The launch was pushed back two minutes to avoid an object in space that could have been in the path of the rocket, said Michael J. Rein, a ULA spokesman.
No payload details were released. The NRO operates satellites that provide information to the Central Intelligence Agency and Department of Defense.
This was the fifth launch of a Delta IV but the first from the West Coast. The other four launches were at Cape Canaveral, Fla.
Capable of generating nearly 2 million pounds of thrust, the liquid-fuel rocket has a central core booster and two strap-on boosters that make the assembly 50 feet (15 meters) wide. An upper second stage takes over when the first stage is exhausted.

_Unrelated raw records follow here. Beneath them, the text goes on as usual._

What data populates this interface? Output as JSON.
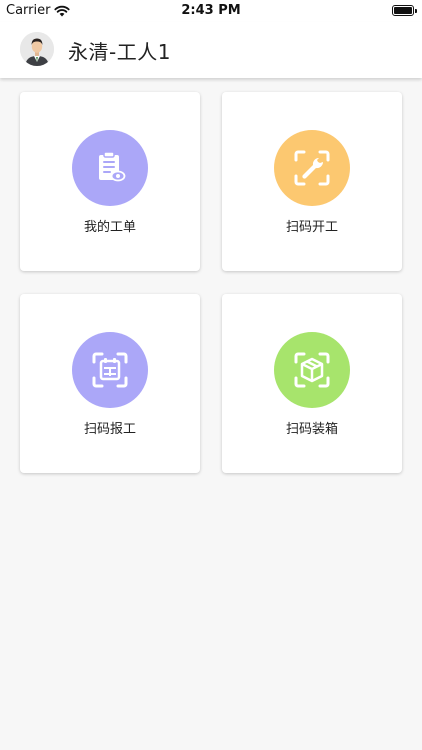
{
  "status_bar": {
    "carrier": "Carrier",
    "time": "2:43 PM"
  },
  "header": {
    "title": "永清-工人1",
    "avatar_icon": "user-avatar-icon"
  },
  "tiles": [
    {
      "label": "我的工单",
      "icon": "clipboard-eye-icon",
      "color": "#aba7f8"
    },
    {
      "label": "扫码开工",
      "icon": "scan-wrench-icon",
      "color": "#fcc870"
    },
    {
      "label": "扫码报工",
      "icon": "scan-report-icon",
      "color": "#aba7f8"
    },
    {
      "label": "扫码装箱",
      "icon": "scan-box-icon",
      "color": "#a7e46c"
    }
  ],
  "colors": {
    "background": "#f7f7f7",
    "card": "#ffffff"
  }
}
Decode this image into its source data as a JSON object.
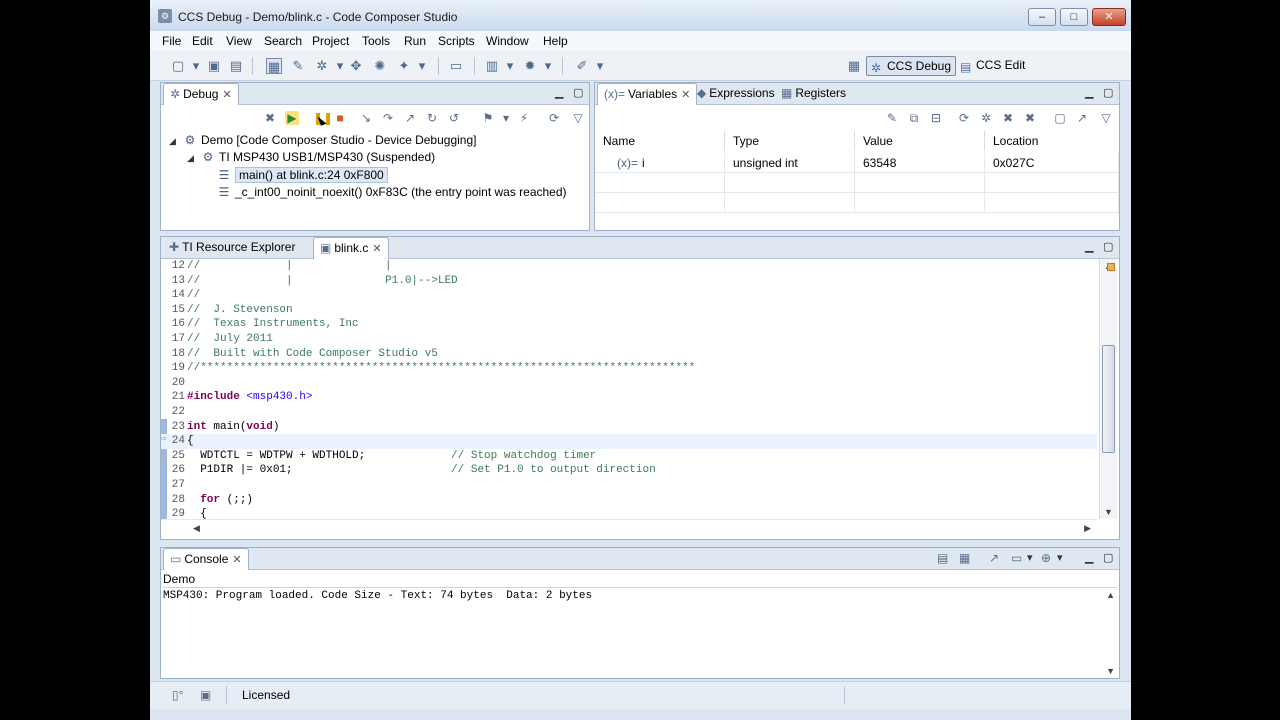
{
  "window": {
    "title": "CCS Debug - Demo/blink.c - Code Composer Studio",
    "controls": [
      "–",
      "□",
      "✕"
    ]
  },
  "menu": [
    "File",
    "Edit",
    "View",
    "Search",
    "Project",
    "Tools",
    "Run",
    "Scripts",
    "Window",
    "Help"
  ],
  "perspectives": {
    "debug": "CCS Debug",
    "edit": "CCS Edit"
  },
  "debug_view": {
    "tab": "Debug",
    "tree": [
      {
        "label": "Demo [Code Composer Studio - Device Debugging]",
        "icon": "project-icon",
        "level": 0
      },
      {
        "label": "TI MSP430 USB1/MSP430 (Suspended)",
        "icon": "cpu-icon",
        "level": 1
      },
      {
        "label": "main() at blink.c:24 0xF800",
        "icon": "stack-frame-icon",
        "level": 2,
        "selected": true
      },
      {
        "label": "_c_int00_noinit_noexit() 0xF83C  (the entry point was reached)",
        "icon": "stack-frame-icon",
        "level": 2
      }
    ]
  },
  "variables_view": {
    "tabs": [
      "Variables",
      "Expressions",
      "Registers"
    ],
    "columns": [
      "Name",
      "Type",
      "Value",
      "Location"
    ],
    "rows": [
      {
        "name": "i",
        "type": "unsigned int",
        "value": "63548",
        "location": "0x027C"
      }
    ]
  },
  "editor": {
    "tabs": [
      "TI Resource Explorer",
      "blink.c"
    ],
    "lines": [
      {
        "n": "12",
        "text": "//             |              |"
      },
      {
        "n": "13",
        "text": "//             |              P1.0|-->LED"
      },
      {
        "n": "14",
        "text": "//"
      },
      {
        "n": "15",
        "text": "//  J. Stevenson"
      },
      {
        "n": "16",
        "text": "//  Texas Instruments, Inc"
      },
      {
        "n": "17",
        "text": "//  July 2011"
      },
      {
        "n": "18",
        "text": "//  Built with Code Composer Studio v5"
      },
      {
        "n": "19",
        "text": "//***************************************************************************"
      },
      {
        "n": "20",
        "text": ""
      },
      {
        "n": "21",
        "text": "#include <msp430.h>"
      },
      {
        "n": "22",
        "text": ""
      },
      {
        "n": "23",
        "text": "int main(void)"
      },
      {
        "n": "24",
        "text": "{"
      },
      {
        "n": "25",
        "text": "  WDTCTL = WDTPW + WDTHOLD;             // Stop watchdog timer"
      },
      {
        "n": "26",
        "text": "  P1DIR |= 0x01;                        // Set P1.0 to output direction"
      },
      {
        "n": "27",
        "text": ""
      },
      {
        "n": "28",
        "text": "  for (;;)"
      },
      {
        "n": "29",
        "text": "  {"
      }
    ]
  },
  "console": {
    "tab": "Console",
    "context": "Demo",
    "output": "MSP430: Program loaded. Code Size - Text: 74 bytes  Data: 2 bytes"
  },
  "status": {
    "license": "Licensed"
  }
}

Preparing for the launch took three years and $100 million in infrastructure upgrades at Vandenberg, 130 miles (200 kilometers) northwest of Los Angeles.
The launch director, Lt. Col. Brady Hauboldt, said in a statement before the liftoff that the launch would mark a milestone by restoring heavy lift capability in the nation's western range. The last heavy-lift Titan IV-B was launched at Vandenberg in 2005.
The launch complex was once configured for West Coast space shuttle launches, which were canceled after the 1986 Challenger disaster; and the Air Force's Manned Orbiting Laboratory program, which was canceled in 1969. It was last used in 2006.